The outfit of a well-provided student at El Azhar consists of a rug, a low desk like a small portfolio-easel, a Koran, a slate, an inkstand, and an earthen dish. Instruction is free, and boys are admitted at the early age of eight years. The majority of the pupils do not remain after their twelfth or fourteenth year; a large number, however, pursue their studies much longer, and old students return from time to time to obtain further instruction, so that it is not uncommon to see a gray-bearded pupil studying by the side of a child who might be his grandson. To me it seemed that two-thirds of the students were men between thirty and forty years of age; but this may have been because one noticed them more, as collegians so mature are an unusual sight for American eyes.

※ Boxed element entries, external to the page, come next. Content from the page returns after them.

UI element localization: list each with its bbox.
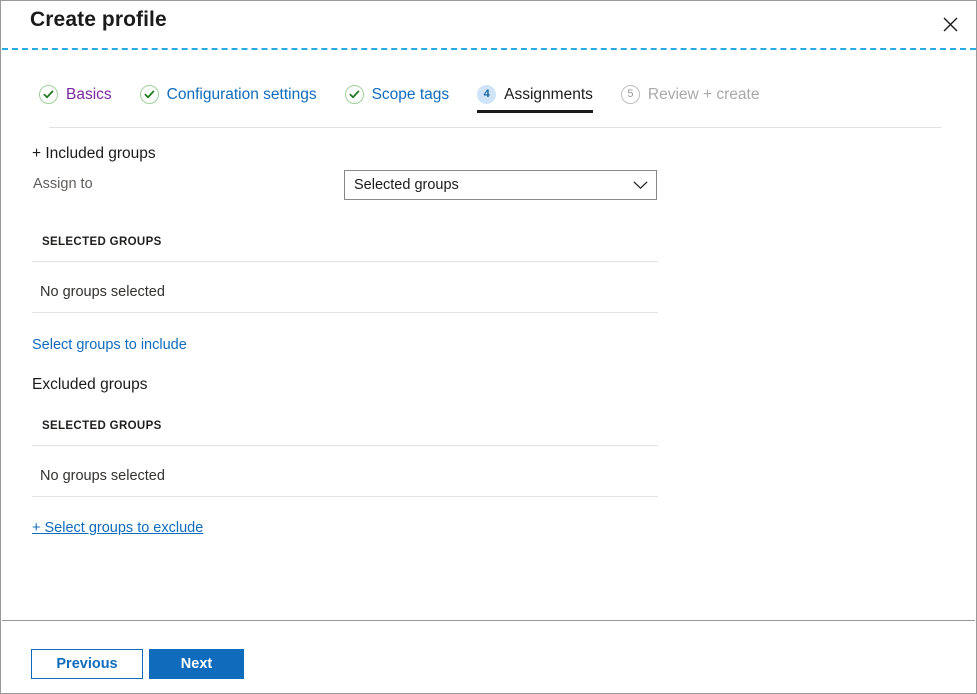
tabs-baseline: [49, 127, 941, 128]
check-icon: [39, 85, 58, 104]
tab-label: Scope tags: [371, 85, 450, 103]
divider: [32, 445, 658, 446]
check-icon: [344, 85, 364, 104]
close-button[interactable]: [928, 3, 972, 45]
tab-assignments[interactable]: 4 Assignments: [477, 85, 607, 113]
excluded-column-header: SELECTED GROUPS: [42, 420, 162, 432]
included-empty-row: No groups selected: [40, 284, 165, 300]
tab-scope-tags[interactable]: Scope tags: [344, 85, 464, 113]
dialog-footer: Previous Next: [1, 621, 976, 693]
included-groups-heading: + Included groups: [32, 145, 156, 162]
tab-review-create[interactable]: 5 Review + create: [620, 85, 774, 113]
divider: [32, 261, 658, 262]
page-title: Create profile: [30, 8, 167, 31]
divider: [32, 496, 658, 497]
next-button[interactable]: Next: [149, 649, 244, 679]
assign-to-dropdown[interactable]: Selected groups: [344, 170, 657, 200]
chevron-down-icon: [633, 181, 648, 190]
assign-to-label: Assign to: [33, 176, 93, 192]
included-column-header: SELECTED GROUPS: [42, 236, 162, 248]
divider: [32, 312, 658, 313]
tab-basics[interactable]: Basics: [39, 85, 126, 113]
create-profile-dialog: Create profile Basics Configuration sett…: [0, 0, 977, 694]
select-groups-to-exclude-link[interactable]: + Select groups to exclude: [32, 520, 203, 536]
tab-label: Basics: [66, 85, 112, 103]
tab-configuration-settings[interactable]: Configuration settings: [139, 85, 331, 113]
step-number-badge: 5: [620, 85, 640, 104]
check-icon: [139, 85, 159, 104]
tab-label: Assignments: [504, 85, 593, 103]
close-icon: [943, 17, 958, 32]
assign-to-value: Selected groups: [354, 177, 459, 193]
wizard-tabs: Basics Configuration settings Scope tags: [1, 85, 976, 127]
active-tab-underline: [477, 110, 593, 113]
tab-label: Review + create: [647, 85, 760, 103]
select-groups-to-include-link[interactable]: Select groups to include: [32, 337, 187, 353]
excluded-empty-row: No groups selected: [40, 468, 165, 484]
step-number-badge: 4: [477, 85, 497, 104]
excluded-groups-heading: Excluded groups: [32, 376, 148, 393]
tab-label: Configuration settings: [166, 85, 317, 103]
dialog-header: Create profile: [1, 1, 976, 48]
header-divider: [2, 48, 976, 50]
previous-button[interactable]: Previous: [31, 649, 143, 679]
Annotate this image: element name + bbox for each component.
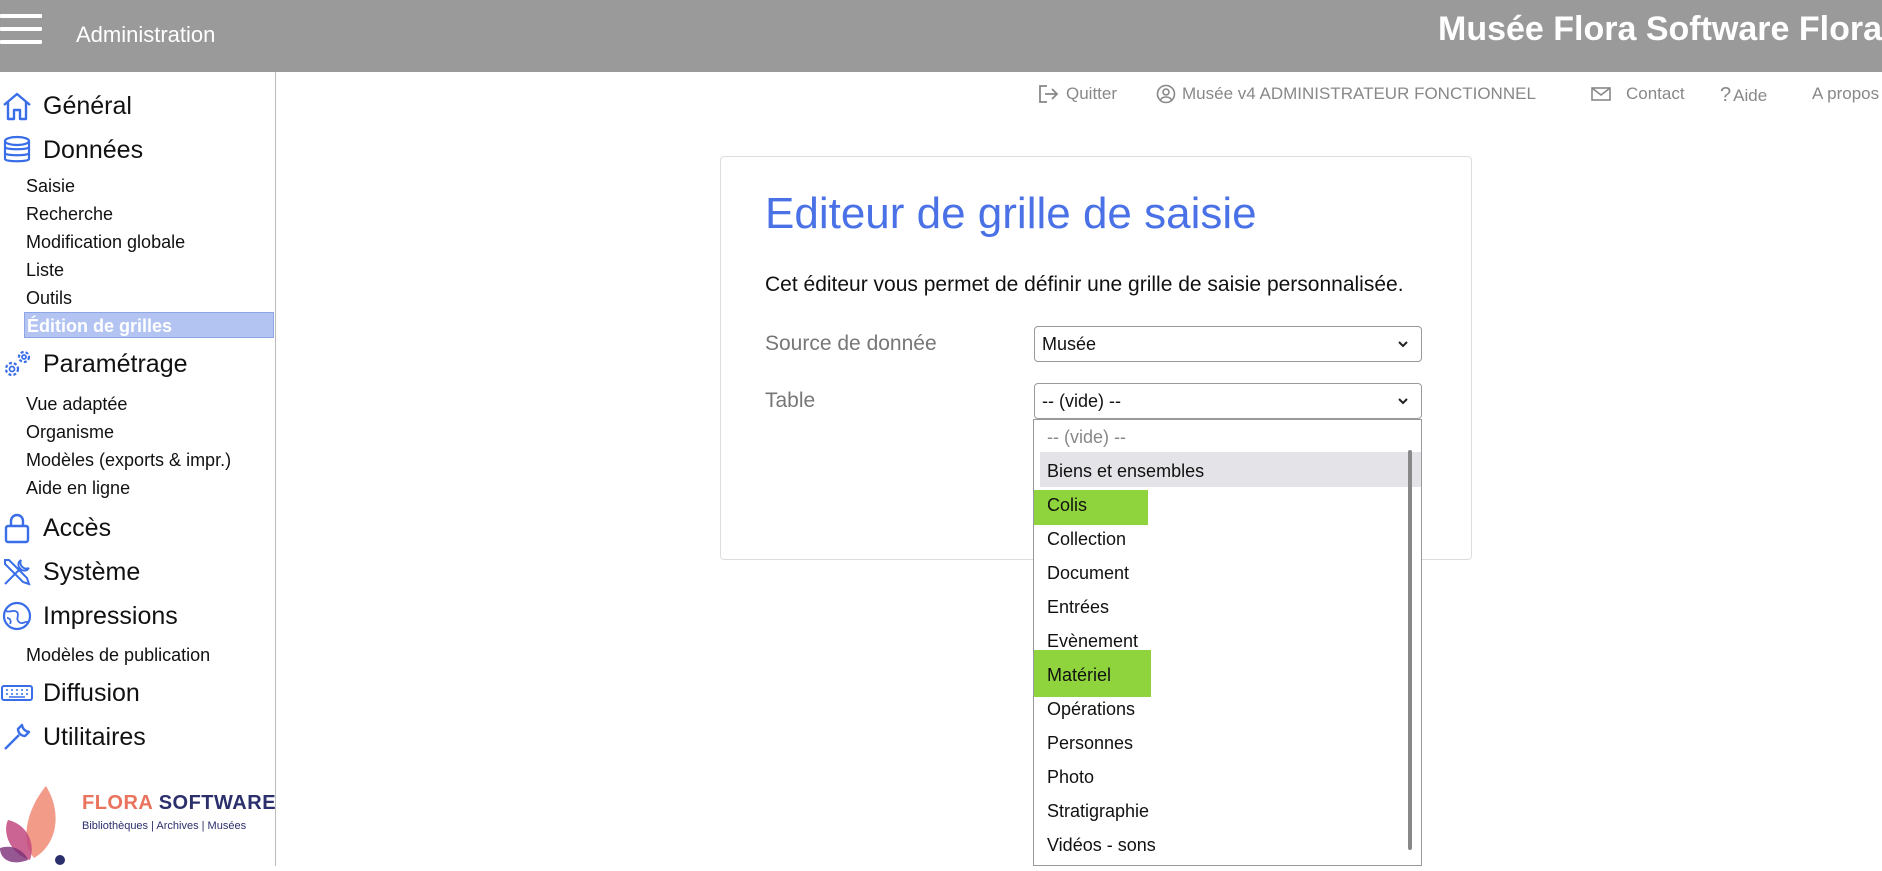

All the pupils bow as they study, with a motion like that of the bowing porcelain mandarins. The custom is attributed to the necessity for bending the head whenever the name of Allah is encountered; as the first text-book is always the Koran, children have found it easier to bow at regular intervals with an even motion than to watch for the numerous repetitions of the name. The habit thus formed in childhood remains, and one often sees old merchants in the bazaars reading for their own entertainment, and bowing to and fro as they read. I have even beheld young men, smartly dressed in full European attire, who, lost in the interest of a newspaper, had forgotten themselves for the moment, and were bending to and fro unconsciously at the door of a French café. A nation that enjoys the rocking-chair ought to understand this. Some of the students of El Azhar have rooms outside, but many of them possess no other shelter than these two courts, where they sleep upon their rugs spread over the matting or pavement. Food can be brought in at pleasure, but those two Oriental time-consumers, pipes and coffee, are not allowed within the precincts. In one of the porches barbers are established; there is generally a row of students undergoing the process of head-shaving. The fierce, fanatical blind pupils, so often described in the past by travellers, are no longer there; the porter can show only their empty school-room. Blindness is prevalent in Egypt; no doubt the sunshine of the long summer has something to do with it, but another cause is the neglected condition of young children. There is no belief so firmly established in the minds of Egyptian mothers as the superstition that the child who is clean and well-dressed will inevitably attract the dreaded evil-eye, and suffer ever afterwards from the effects of the malign glance. I have seen women who evidently belonged to the upper ranks of the middle class—women dressed in silk, with gold ornaments, and a following servant—who were accompanied by a poor baby of two or three years of age, so dirty, so squalid and neglected, that any one unacquainted with the country would have supposed it to be the child of a beggar.